Faisant ces réflexions, gravant dans son esprit, aussi bien que le temps le lui permettait, toutes les circonstances de localité qui pouvaient être avantageuses dans le combat, et prenant ensuite position au milieu de la cour où le terrain était entièrement libre, il jeta son manteau et dégaina.

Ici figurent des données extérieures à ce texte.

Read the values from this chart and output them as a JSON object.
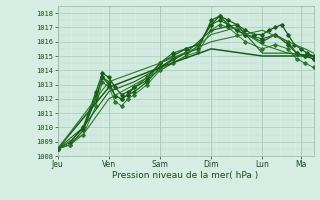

Rudolphe avait d’abord cru que son antagoniste étranger était un jeune homme efféminé, auquel il aurait ôté tout courage en faisant seulement tourner sa formidable épée ; mais l’attitude ferme et attentive que prit l’Anglais rappela au Suisse l’incommodité de son arme pesante, et il résolut prudemment d’éviter toute précipitation qui pourrait donner de l’avantage à un ennemi qui ne paraissait pas moins audacieux que vigilant. Il dégaina son énorme épée en la tirant par dessus son épaule gauche, opération qui demande un certain temps, et il aurait ainsi présenté un avantage formidable à son adversaire, si le sentiment de l’honneur avait permis à Arthur de commencer l’attaque avant que l’opération fût terminée. Cependant l’Anglais resta ferme jusqu’à ce que le Suisse, déployant sa brillante lame au soleil levant, eût fait quatre à cinq tours de moulinet, comme pour montrer son poids et l’agilité avec laquelle il la maniait… puis il se plaça fièrement à la portée de l’arme de son adversaire, tenant la sienne à deux mains, et l’avançant à quelque distance de son corps, la pointe tournée en l’air. L’Anglais, au contraire, prit son épée d’une main, et la plaça à hauteur de sa figure dans une position horizontale, de manière à être tout aussi prêt à frapper, à riposter et à parer.

« Frappe, Anglais ! » dit le Suisse après qu’ils se furent ainsi toisés l’un et l’autre une minute environ.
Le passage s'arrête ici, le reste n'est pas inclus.